RECHTBANK ZEELAND-WEST-BRABANT
Zittingsplaats Breda
Bestuursrecht
zaaknummer: BRE 22/6012

uitspraak van de voorzieningenrechter van 23 februari 2023 in de zaak tussen

Het college van burgemeester en wethouders van de gemeente Tholen, verzoeker,

(gemachtigden: mr. drs. M.C. de Smidt en mr. N. Haireche),
en

het College van Gedeputeerde Staten van de provincie Zeeland (verweerder).

Als derde partij heeft deelgenomen:
[naam vergunninghouder].

Inleiding

Verzoeker heeft bezwaar gemaakt tegen het door verweerder terstond toepassen van spoedeisende bestuursdwang, bestaande uit het stilleggen van werkzaamheden in het plangebied bedrijventerrein [naam bedrijventerrein] te Tholen (hierna: plangebied). Volgens verweerder werd de zorgplicht uit artikel 1.11, eerste en tweede lid, van de Wet natuurbescherming (Wnb) overtreden door het uitvoeren van de werkzaamheden terwijl een redelijk vermoeden bestond dat de rugstreeppad in dat plangebied aanwezig kon zijn. Verweerder heeft dit achteraf op schrift gesteld.
Verzoeker heeft de voorzieningenrechter verzocht een voorlopige voorziening te treffen en heeft verzocht om schorsing van het besluit tot stillegging van de werkzaamheden.
De voorzieningenrechter heeft het verzoek samen met twee samenhangende verzoeken (22/6004 en 22/6095) op 13 februari 2023 op zitting behandeld. Namens verzoeker waren zijn gemachtigden en [namen vertegenwoordigers] aanwezig. Verweerder werd vertegenwoordigd door [namen vertegenwoordigers Gedeputeerde Staten]. Namens de derde partij was [naam vertegenwoordiger vergunninghouder] aanwezig.

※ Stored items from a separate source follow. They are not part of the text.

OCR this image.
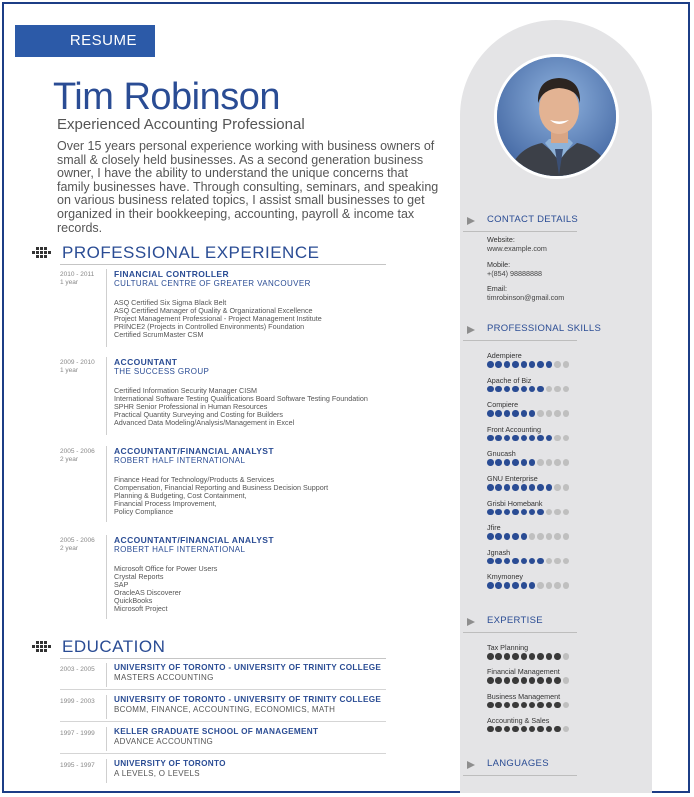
RESUME
Tim Robinson
Experienced Accounting Professional
Over 15 years personal experience working with business owners of small & closely held businesses. As a second generation business owner, I have the ability to understand the unique concerns that family businesses have. Through consulting, seminars, and speaking on various business related topics, I assist small businesses to get organized in their bookkeeping, accounting, payroll & income tax records.
PROFESSIONAL EXPERIENCE
2010 - 2011
1 year
FINANCIAL CONTROLLER
CULTURAL CENTRE OF GREATER VANCOUVER
ASQ Certified Six Sigma Black Belt
ASQ Certified Manager of Quality & Organizational Excellence
Project Management Professional - Project Management Institute
PRINCE2 (Projects in Controlled Environments) Foundation
Certified ScrumMaster CSM
2009 - 2010
1 year
ACCOUNTANT
THE SUCCESS GROUP
Certified Information Security Manager CISM
International Software Testing Qualifications Board Software Testing Foundation
SPHR Senior Professional in Human Resources
Practical Quantity Surveying and Costing for Builders
Advanced Data Modeling/Analysis/Management in Excel
2005 - 2006
2 year
ACCOUNTANT/FINANCIAL ANALYST
ROBERT HALF INTERNATIONAL
Finance Head for Technology/Products & Services
Compensation, Financial Reporting and Business Decision Support
Planning & Budgeting, Cost Containment,
Financial Process Improvement,
Policy Compliance
2005 - 2006
2 year
ACCOUNTANT/FINANCIAL ANALYST
ROBERT HALF INTERNATIONAL
Microsoft Office for Power Users
Crystal Reports
SAP
OracleAS Discoverer
QuickBooks
Microsoft Project
EDUCATION
2003 - 2005 UNIVERSITY OF TORONTO - UNIVERSITY OF TRINITY COLLEGE
MASTERS ACCOUNTING
1999 - 2003 UNIVERSITY OF TORONTO - UNIVERSITY OF TRINITY COLLEGE
BCOMM, FINANCE, ACCOUNTING, ECONOMICS, MATH
1997 - 1999 KELLER GRADUATE SCHOOL OF MANAGEMENT
ADVANCE ACCOUNTING
1995 - 1997 UNIVERSITY OF TORONTO
A LEVELS, O LEVELS
CONTACT DETAILS
Website:
www.example.com
Mobile:
+(854) 98888888
Email:
timrobinson@gmail.com
PROFESSIONAL SKILLS
Adempiere
Apache of Biz
Compiere
Front Accounting
Gnucash
GNU Enterprise
Grisbi Homebank
Jfire
Jgnash
Kmymoney
EXPERTISE
Tax Planning
Financial Management
Business Management
Accounting & Sales
LANGUAGES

Beoordeling door de voorzieningenrechter

1. Wat zijn de feiten?

Bedrijventerrein [naam bedrijventerrein] wordt uitgebreid. Deze uitbreiding is voorzien op gronden ten noordwesten van het huidige bedrijventerrein en is volgens verzoeker gewenst, omdat op het bestaande bedrijventerrein [naam bedrijventerrein] (I, II en III) en het aangrenzende bedrijventerrein [naam bedrijventerrein 2] nog maar enkele kavels beschikbaar zijn waarop bedrijven kunnen worden gevestigd. De werkzaamheden die de derde partij uitvoert, zien op het bouwrijp maken van het plangebied.
Op 8 november 2022 hebben twee toezichthouders van verweerder een inspectie uitgevoerd in het plangebied. De toezichthouders hebben namens verweerder mondeling aan verzoeker en de derde partij medegedeeld dat de werkzaamheden per onmiddellijke ingang bestuursrechtelijk werden stilgelegd, omdat niet werd voldaan aan de zorgplicht. Verweerder heeft dat besluit op 16 november 2022 op schrift gesteld en bekendgemaakt aan verzoeker en de derde partij.
Verzoeker heeft daar bij brief van 21 december 2022 bezwaar tegen gemaakt en heeft de voorzieningenrechter op 27 december 2022 verzocht om een voorlopige voorziening.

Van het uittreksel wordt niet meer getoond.